One thing we can say for certain. With all the support materializing for Black Swan this past week the message is unequivocal: no discussion of the year’s best work will be complete without Aronofsky’s dance phantasmagoria in the mix. Yet Swan’s place in the lineup isn't the sure thing it should be. Due to the film’s extreme nature it is widely assumed that for every one Academy member who has the stomach for it, there will be ten others who are fleeing the screening with their hands over their ears, humming the score from Driving Miss Daisy to blot out the horrible sounds coming from the screen.
One could be forgiven for getting that impression reading the conventional wisdom bandied back and forth about films like 127 Hours or Black Swan.

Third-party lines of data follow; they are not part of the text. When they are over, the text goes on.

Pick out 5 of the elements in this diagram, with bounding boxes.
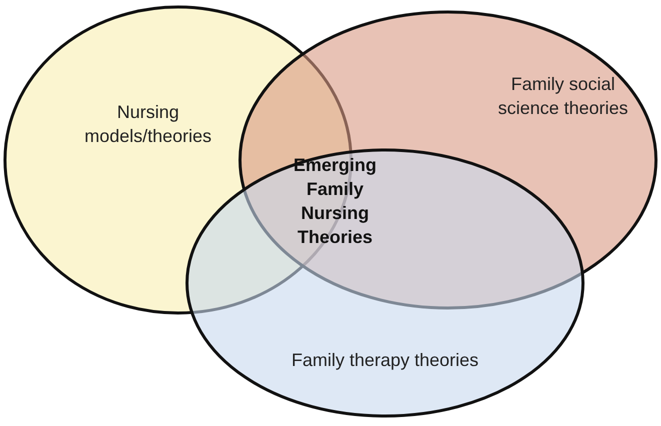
set-label: Family therapy theories: [290, 349, 480, 372]
set-label: Family social science theories: [496, 73, 630, 120]
set-label: Nursing models/theories: [83, 101, 213, 148]
intersection-label: Emerging Family Nursing Theories: [292, 154, 378, 249]
venn-circle: [185, 148, 585, 418]
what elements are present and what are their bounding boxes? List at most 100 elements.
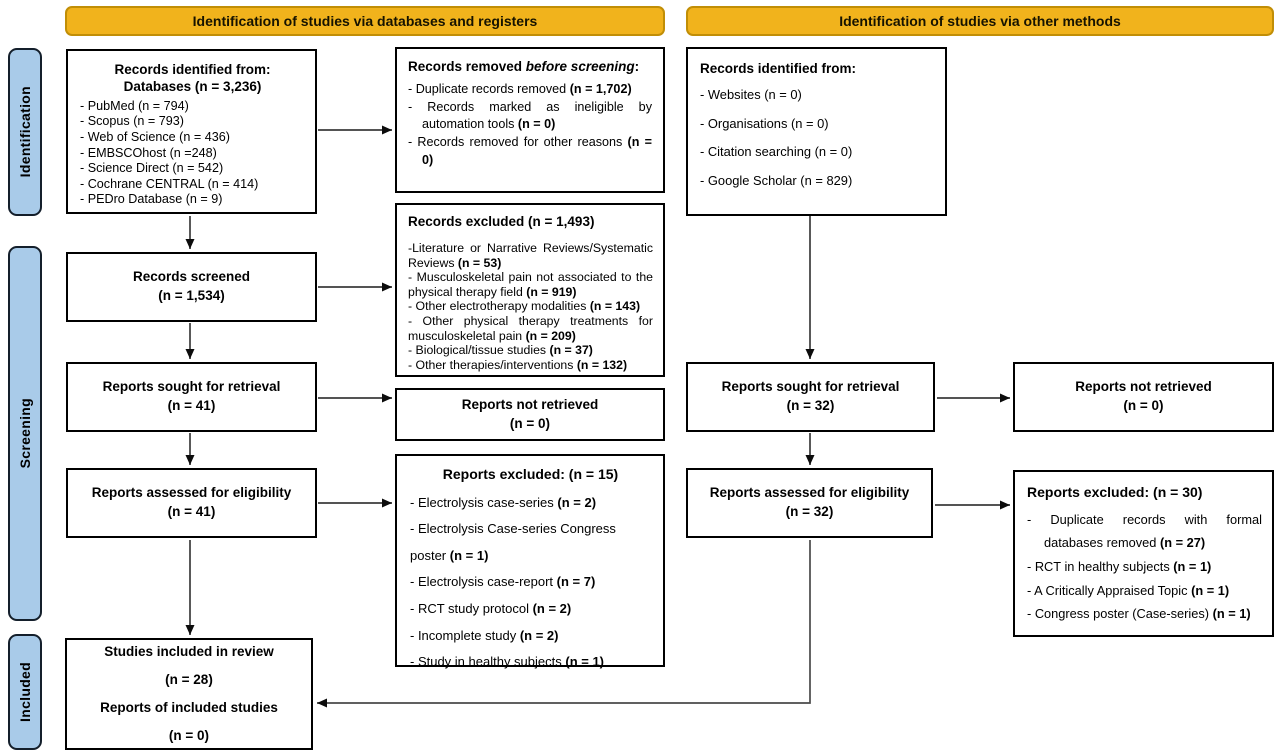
removed-reasons-list: - Duplicate records removed (n = 1,702) …	[408, 81, 652, 169]
list-item: - Congress poster (Case-series) (n = 1)	[1027, 602, 1262, 626]
item-count: (n = 0)	[422, 135, 652, 167]
list-item: - Records marked as ineligible by automa…	[408, 99, 652, 134]
box-line: Reports assessed for eligibility	[91, 485, 292, 501]
item-count: (n = 1)	[1212, 606, 1251, 622]
box-reports-not-retrieved-other: Reports not retrieved (n = 0)	[1013, 362, 1274, 432]
list-item: - Organisations (n = 0)	[700, 115, 829, 131]
reports-excluded-list: - Electrolysis case-series (n = 2) - Ele…	[410, 490, 651, 676]
item-count: (n = 27)	[1159, 535, 1206, 551]
item-count: (n = 2)	[532, 601, 572, 617]
box-line: (n = 0)	[168, 727, 210, 743]
item-text: - RCT study protocol	[410, 601, 533, 617]
item-text: - Incomplete study	[410, 627, 520, 643]
box-records-removed-title: Records removed before screening:	[408, 58, 652, 76]
box-line: Reports of included studies	[100, 700, 278, 715]
box-reports-sought-other: Reports sought for retrieval (n = 32)	[686, 362, 935, 432]
item-text: -Literature or Narrative Reviews/Systema…	[408, 240, 653, 270]
list-item: - Websites (n = 0)	[700, 86, 802, 102]
item-count: (n = 209)	[525, 328, 576, 343]
list-item: - RCT study protocol (n = 2)	[410, 596, 651, 623]
box-line: (n = 41)	[167, 398, 216, 413]
item-text: - Other therapies/interventions	[408, 357, 577, 372]
item-text: - RCT in healthy subjects	[1027, 558, 1174, 574]
item-text: - Records marked as ineligible by automa…	[408, 99, 652, 132]
list-item: - Other therapies/interventions (n = 132…	[408, 358, 653, 373]
list-item: - Cochrane CENTRAL (n = 414)	[80, 176, 259, 191]
box-line: Reports not retrieved	[1075, 379, 1212, 395]
item-count: (n = 7)	[556, 574, 596, 590]
box-reports-excluded-title: Reports excluded: (n = 15)	[442, 466, 619, 482]
box-line: (n = 1,534)	[158, 288, 225, 303]
item-text: - Congress poster (Case-series)	[1027, 606, 1213, 622]
item-text: - Electrolysis case-series	[410, 494, 558, 510]
list-item: - RCT in healthy subjects (n = 1)	[1027, 555, 1262, 579]
box-line: Reports sought for retrieval	[721, 379, 900, 395]
box-line: (n = 28)	[165, 672, 213, 688]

The standard issue reaction for any film that has more than a sprinkling of realistic violence, sex, or stylistic daring is, "Oh, this is too much for the Academy." The average academy voter is, according to this view, a stodgy old fogey whose taste in movies calcified sometime around the release of My Fair Lady and is horrified that a movie might stray outside the bland Oscar template. They thought Inception was too confusing, Rabbit Hole was too depressing, and a lot of them avoided 127 Hours altogether. While there is undoubtedly some truth to this (we all remember the reports of some voters flat-out refusing to so much as watch Brokeback Mountain) I think it misses the larger story. ![]() |
| The Average Oscar Screening? |
The fact that the Academy in the past has honored films as adult as the Silence of the Lambs, Midnight Cowboy, or The Departed proves that they’re not necessarily as timid as their reputation suggests. It’s just that if they’re going to risk upsetting the blue hairs of the world than those films are going to have to arrive stamped as pre-approved hits.
I think it is fair to say Black Swan's status as an Oscar lock is going to have less to do with the intestinal fortitude of the Oscar voter and more to do with how well it performs in this, its first weekend of wide release.